As you can imagine, the second way is very time consuming and hard on the ride team. It’s easier just to pull the steps out and release from the prone position wherever possible (naturally there may be cases where this isn’t possible, such as if a guest is unable to “walk out” of the seat). Because it’s far less staff intensive you can rattle through the seats fairly quickly, and also be doing multiple rows at once. You also don’t have to worry about trying to reset the craft into the prone position or manually raising the T bar so the craft can return to the station once the problem is cleared.
For a lift evac it will be the same process, but as others have said, you’ll drive the evac platform up to the row to provide a floor for guests to stand on. You can see the platform parked at the top of the lift pit when you’re on the ride (shown with a red arrow in image 2). It has folding railings that are down when not needed, and is powered by an onboard engine so it can run without a power supply. It straddles the width of the lift and drives from a gear on the motor that drives over a row of teeth on the side of the stairs. Lift evacs are more complex thanks to the height and incline, so it’s always preferable to drive the craft off the lift and get it to the brake run for a ground evac if you can.
I loved the orignal air theme music. I've got great memories of 2002/3 sorta time, I'd got my first Tussauds annual pass, queuing up over the hill in the summer sunshine with the air music in the background and the Heroes characters practising assuming the position in their cult on the monitors overheard. Not so great was the fact the entire queue cheered when they finally managed to get the weight balance on a train right and at last despatched!
But I found the original Air theme nicely relaxing, sure they could have done with finishing the tunnel and lift hill, but the overall feel wasn't bad.
But with Galactica, the enclosed station doesn't make any sense now they aren't playing the video any longer inside. It never seemed to make sense to have the whole bridge enclosed to me, just made it feel small and then tatty as it fell apart. At least the enclosed stations made sense as there were videos.
But the VR worked for what, two seasons? All we have really now is a portal feature.

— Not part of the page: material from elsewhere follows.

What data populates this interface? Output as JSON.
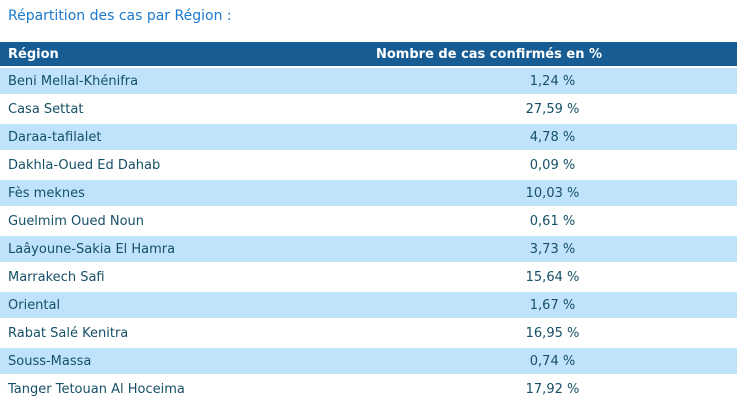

The rest no longer makes sense.
Close the switch under the leg flaps is only used to release the flaps, not the vests. Hosts use it in station to put peoples legs in if they didn't hold them back when the flaps closed the first time. The switch on the back of each seat is the only way of opening the vests manually. When in prone the hosts use a long ruler to poke it through the gap.
Hopefully it's nothing serious, but Galactica has had loads of downtime today.